New Zealand Olympic runner Nikki Hamblin and US competitor Abbey D'Agostino have both won awards for one of the most inspiring scenes of the Games – reaching out to help each other after they collided and fell during the 5,000m race.
"I'm so grateful for Abbey for her help," Hamblin told reporters after the race. "That girl is the Olympic spirit right there."
The International Fair Play Committee of the Olympics agreed and awarded both competitors a Fair Play Olympic trophy.
Both runners are also in line to also receive the rare and prestigious Pierre de Coubertin medal. The gong, which has only been awarded 17 times in Olympic history, is given to athletes who demonstrate the true Olympic spirit.
The emotional moments between the women occurred Tuesday (16 August) when 28-year-old Hamblin fell while running in the middle of the pack during the 5,000m race, unintentionally tripping D'Agostino, who was close behind her.
Instead of leaping to her feet and surging ahead, D'Agostino, 24, first went to Hamblin's aid and made sure she was okay. Not realising that she herself had suffered an injury, D'Agostino's leg then buckled and she twice fell to the track.
That's when Hamblin did her part and helped D'Agostino to make sure she could stay on her feet.

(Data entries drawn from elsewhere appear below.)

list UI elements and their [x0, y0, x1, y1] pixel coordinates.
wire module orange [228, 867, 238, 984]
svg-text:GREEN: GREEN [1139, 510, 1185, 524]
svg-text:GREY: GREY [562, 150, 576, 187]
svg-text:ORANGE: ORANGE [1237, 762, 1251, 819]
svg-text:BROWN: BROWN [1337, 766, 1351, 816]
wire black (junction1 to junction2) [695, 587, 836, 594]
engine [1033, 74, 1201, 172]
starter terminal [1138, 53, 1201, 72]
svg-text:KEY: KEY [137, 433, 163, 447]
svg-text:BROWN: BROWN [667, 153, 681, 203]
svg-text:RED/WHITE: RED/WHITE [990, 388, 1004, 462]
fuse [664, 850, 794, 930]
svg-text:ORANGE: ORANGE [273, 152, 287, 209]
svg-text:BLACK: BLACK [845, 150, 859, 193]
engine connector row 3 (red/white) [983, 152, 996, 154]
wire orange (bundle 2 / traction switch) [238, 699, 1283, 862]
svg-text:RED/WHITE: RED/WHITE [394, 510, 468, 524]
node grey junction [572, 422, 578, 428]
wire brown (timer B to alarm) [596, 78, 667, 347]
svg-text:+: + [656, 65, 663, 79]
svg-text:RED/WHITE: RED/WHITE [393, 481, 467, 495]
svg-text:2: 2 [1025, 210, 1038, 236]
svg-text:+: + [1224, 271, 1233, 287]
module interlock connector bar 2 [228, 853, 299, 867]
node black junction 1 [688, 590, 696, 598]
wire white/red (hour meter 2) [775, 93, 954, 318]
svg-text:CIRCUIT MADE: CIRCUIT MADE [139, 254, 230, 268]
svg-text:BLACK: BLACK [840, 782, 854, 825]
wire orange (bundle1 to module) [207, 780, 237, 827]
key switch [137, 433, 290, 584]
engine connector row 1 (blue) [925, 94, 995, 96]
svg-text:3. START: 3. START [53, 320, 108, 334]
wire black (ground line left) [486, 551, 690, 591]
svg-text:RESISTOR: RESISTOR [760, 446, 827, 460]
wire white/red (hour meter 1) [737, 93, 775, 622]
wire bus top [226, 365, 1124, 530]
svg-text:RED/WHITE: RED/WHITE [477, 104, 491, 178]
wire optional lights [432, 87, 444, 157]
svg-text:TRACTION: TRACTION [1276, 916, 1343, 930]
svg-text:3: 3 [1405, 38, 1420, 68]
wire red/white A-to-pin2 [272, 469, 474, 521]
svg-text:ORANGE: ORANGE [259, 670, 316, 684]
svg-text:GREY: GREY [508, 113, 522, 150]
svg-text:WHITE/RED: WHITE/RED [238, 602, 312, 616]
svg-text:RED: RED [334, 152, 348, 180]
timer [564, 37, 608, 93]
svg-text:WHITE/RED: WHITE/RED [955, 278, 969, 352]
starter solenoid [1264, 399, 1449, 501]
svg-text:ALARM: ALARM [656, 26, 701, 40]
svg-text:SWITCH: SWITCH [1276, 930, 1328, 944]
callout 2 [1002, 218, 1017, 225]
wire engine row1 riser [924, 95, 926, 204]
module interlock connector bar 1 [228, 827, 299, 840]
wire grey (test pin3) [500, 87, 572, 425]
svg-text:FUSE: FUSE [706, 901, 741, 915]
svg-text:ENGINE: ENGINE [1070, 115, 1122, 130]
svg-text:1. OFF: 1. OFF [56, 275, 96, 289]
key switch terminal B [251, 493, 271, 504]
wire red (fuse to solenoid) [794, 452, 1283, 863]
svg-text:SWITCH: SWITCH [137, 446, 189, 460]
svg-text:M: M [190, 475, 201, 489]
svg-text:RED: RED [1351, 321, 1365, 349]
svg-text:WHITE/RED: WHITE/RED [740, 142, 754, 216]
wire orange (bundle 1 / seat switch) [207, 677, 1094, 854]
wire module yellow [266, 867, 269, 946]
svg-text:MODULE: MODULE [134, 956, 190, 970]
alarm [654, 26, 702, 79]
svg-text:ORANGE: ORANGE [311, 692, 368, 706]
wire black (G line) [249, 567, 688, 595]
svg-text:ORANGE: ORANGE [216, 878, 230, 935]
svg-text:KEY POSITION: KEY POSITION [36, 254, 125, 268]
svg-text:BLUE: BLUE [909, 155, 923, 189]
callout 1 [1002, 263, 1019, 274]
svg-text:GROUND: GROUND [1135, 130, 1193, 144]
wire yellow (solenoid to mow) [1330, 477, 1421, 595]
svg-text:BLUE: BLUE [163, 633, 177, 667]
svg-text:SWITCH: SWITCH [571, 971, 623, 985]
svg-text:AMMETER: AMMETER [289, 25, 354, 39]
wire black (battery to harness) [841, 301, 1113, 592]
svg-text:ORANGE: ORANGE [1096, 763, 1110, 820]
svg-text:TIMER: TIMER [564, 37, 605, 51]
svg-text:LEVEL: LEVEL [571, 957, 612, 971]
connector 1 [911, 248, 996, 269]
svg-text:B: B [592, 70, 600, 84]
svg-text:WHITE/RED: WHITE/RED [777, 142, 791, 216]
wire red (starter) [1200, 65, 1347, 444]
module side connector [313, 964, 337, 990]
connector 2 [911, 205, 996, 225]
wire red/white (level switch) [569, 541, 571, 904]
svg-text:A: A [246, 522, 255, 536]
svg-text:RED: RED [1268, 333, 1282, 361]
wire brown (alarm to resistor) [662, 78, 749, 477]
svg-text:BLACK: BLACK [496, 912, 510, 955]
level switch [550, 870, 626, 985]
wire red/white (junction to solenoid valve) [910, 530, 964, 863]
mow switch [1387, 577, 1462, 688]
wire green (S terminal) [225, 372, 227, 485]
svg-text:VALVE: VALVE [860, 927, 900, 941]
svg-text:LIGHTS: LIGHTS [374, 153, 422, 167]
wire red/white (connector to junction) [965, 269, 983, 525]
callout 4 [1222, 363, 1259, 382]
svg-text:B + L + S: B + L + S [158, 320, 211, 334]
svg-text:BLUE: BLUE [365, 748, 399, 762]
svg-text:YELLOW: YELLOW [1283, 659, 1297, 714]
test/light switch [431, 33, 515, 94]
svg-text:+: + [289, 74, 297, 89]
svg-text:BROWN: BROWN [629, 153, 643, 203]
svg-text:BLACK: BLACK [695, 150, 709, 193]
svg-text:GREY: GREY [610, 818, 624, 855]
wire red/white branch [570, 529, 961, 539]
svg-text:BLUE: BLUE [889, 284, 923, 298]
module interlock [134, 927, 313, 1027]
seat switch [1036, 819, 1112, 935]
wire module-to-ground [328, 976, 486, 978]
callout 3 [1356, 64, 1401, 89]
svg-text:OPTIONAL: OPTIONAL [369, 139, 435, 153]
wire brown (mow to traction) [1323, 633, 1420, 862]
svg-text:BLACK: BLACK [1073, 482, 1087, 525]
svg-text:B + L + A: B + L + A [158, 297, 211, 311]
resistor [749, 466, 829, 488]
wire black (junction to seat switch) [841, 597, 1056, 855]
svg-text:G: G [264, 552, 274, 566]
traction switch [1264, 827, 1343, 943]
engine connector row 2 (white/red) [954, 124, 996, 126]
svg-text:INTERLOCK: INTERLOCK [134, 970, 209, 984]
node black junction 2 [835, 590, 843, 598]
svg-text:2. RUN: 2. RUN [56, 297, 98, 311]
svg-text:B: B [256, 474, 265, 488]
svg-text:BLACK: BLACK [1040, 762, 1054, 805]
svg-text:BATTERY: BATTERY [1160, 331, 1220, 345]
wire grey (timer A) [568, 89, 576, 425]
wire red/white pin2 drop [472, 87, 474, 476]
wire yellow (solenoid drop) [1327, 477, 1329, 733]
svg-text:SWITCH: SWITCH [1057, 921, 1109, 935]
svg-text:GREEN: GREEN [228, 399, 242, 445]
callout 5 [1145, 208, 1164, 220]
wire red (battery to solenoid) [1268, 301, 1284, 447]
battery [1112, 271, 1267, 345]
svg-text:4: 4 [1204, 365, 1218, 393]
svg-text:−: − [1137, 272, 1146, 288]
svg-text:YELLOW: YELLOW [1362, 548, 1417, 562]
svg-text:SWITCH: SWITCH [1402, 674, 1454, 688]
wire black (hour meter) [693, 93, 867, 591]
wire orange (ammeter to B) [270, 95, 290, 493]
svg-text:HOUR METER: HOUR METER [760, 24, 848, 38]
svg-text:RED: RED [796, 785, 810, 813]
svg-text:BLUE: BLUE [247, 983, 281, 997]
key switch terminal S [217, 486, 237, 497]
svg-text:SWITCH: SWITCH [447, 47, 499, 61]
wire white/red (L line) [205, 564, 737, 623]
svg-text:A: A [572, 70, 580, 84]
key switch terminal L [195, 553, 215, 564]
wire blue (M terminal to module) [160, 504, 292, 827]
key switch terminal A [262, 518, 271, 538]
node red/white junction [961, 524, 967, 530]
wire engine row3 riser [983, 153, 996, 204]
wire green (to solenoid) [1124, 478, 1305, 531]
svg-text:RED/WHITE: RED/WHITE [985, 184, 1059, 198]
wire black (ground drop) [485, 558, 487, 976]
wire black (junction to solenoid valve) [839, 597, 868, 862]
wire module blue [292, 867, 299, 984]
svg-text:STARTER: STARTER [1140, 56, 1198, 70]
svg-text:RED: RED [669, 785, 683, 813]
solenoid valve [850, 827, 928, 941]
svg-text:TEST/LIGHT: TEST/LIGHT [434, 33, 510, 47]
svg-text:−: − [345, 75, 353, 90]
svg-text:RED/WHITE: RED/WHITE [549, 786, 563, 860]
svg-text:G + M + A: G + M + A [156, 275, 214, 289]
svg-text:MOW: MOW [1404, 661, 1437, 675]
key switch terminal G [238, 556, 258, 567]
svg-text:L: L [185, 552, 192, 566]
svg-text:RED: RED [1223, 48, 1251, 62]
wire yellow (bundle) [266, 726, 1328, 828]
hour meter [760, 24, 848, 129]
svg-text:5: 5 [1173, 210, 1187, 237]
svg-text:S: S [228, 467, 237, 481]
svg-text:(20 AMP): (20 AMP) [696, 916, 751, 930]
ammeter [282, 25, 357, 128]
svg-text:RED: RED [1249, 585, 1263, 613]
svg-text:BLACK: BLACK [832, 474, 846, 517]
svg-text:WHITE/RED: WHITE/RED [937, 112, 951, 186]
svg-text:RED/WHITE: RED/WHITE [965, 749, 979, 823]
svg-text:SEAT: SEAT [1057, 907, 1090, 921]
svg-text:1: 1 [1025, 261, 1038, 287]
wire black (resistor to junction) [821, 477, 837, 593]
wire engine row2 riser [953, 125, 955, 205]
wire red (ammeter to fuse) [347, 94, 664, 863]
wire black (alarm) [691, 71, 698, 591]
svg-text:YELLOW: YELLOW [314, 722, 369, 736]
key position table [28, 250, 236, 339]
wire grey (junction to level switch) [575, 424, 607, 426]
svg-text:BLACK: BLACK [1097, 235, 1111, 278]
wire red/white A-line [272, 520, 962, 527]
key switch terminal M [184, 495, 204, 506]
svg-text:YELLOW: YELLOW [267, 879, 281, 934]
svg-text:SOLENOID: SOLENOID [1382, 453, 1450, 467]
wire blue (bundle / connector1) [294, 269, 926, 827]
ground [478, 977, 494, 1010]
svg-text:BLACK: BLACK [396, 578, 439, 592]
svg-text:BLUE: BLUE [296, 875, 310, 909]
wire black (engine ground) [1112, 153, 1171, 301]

D'Agostino hobbled painfully to the end of the race another 4 laps with a torn ACL. Hamblin was waiting for her at the finish line to greet her with a hug before D'Agostino was wheeled out of the Rio stadium.
"Winning this award is overwhelming," said Hamblin at the awards' ceremony. "I am proud that what we did and truly believe that you can be both a competitor and kind and responsive at the same time.
"Everyone comes here to compete but there are a lot of people who don't achieve that and the journey is really important, too. That was one of those journeys and it has gone on to be one of the most important moments of my life.
"I am so grateful to Abbey for picking me up, and I think many people would have returned the favour ... Once you are on the track, there is a mutual understanding of what it takes to get there."